If the model call fails and returns an error message, see Error codes for resolution.

FAQ

How to compress an audio file to the required size?

  • Online tools: You can use tools like Compresss to compress audio.

  • Code implementation: Use FFmpeg. For usage details, see the official FFmpeg website.

    # Basic conversion command (universal template)
    # -i: Specifies the input file path. Example: input.mp3
    
    # -b:a: Sets the audio bitrate.
      # Common values: 64 kbps (low quality, for voice and low-bandwidth streaming), 128k (medium quality, for general audio and podcasts), 192 kbps (high quality, for music and broadcasting).
      # A higher bitrate results in better audio quality and a larger file size.
      
    # -ar: Sets the audio sample rate, which is the number of samples per second.
     # Common values: 8000 Hz, 22050 Hz, 44100 Hz (standard sample rate).
     # A higher sample rate results in a larger file size.
     
    # -ac: Sets the number of audio channels. Common values: 1 (mono), 2 (stereo). Mono files are smaller.
    
    # -y: Overwrites the output file if it exists (no value needed). # output.mp3: Specifies the output file path.
    
    ffmpeg -i input.mp3 -b:a 128k -ar 44100 -ac 1 output.mp3 -y

Limitations

Audio file limits:

  • Duration: Up to 40 minutes.

  • Number of files: Only one audio file is supported per request.

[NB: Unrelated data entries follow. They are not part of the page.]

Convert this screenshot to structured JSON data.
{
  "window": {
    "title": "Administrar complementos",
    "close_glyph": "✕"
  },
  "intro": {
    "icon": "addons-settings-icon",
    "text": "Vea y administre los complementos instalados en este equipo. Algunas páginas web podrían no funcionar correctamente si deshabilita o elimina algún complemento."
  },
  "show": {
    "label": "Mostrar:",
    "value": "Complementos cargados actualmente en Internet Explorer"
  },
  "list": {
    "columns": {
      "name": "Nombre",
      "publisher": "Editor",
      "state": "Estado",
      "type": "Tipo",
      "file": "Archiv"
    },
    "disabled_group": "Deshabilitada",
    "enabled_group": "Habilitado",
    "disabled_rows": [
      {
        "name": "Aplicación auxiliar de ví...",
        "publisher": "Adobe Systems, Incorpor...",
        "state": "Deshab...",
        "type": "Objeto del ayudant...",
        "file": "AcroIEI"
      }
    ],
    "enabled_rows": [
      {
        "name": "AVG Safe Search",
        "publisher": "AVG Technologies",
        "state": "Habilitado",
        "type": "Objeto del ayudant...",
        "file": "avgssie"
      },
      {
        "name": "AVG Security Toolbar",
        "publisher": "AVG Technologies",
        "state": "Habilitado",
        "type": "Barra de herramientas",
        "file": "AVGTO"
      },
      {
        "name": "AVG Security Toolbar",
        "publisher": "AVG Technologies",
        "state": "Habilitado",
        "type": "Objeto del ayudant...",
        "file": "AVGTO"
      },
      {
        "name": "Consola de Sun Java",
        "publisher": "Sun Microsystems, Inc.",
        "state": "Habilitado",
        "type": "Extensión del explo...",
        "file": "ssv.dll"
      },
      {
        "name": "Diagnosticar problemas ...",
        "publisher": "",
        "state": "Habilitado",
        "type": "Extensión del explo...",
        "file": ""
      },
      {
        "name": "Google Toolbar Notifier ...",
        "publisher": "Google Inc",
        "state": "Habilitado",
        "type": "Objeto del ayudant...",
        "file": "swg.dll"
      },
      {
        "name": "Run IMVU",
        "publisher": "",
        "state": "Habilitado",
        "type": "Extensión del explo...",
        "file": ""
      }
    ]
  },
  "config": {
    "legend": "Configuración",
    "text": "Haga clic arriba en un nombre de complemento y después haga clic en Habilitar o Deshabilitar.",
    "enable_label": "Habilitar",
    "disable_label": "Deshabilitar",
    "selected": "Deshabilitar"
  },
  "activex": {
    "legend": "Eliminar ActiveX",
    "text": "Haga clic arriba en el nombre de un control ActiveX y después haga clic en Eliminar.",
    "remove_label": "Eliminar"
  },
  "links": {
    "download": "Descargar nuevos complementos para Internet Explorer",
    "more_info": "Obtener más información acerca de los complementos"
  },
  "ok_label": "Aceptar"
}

  • File formats: AMR, WAV (CodecID: GSM_MS), WAV (PCM), 3GP, 3GPP, AAC, and MP3.

  • File input methods: Public URL, Base64 encoding, or local file path.

  • File size:

    • Public URL: No more than 1 GB.

    • File path: The audio file must be smaller than 10 MB.

    • Base64 encoding: The encoded Base64 string must be smaller than 10 MB. For more information, see Pass local file.

    To compress a file, see How to compress an audio file to the required size?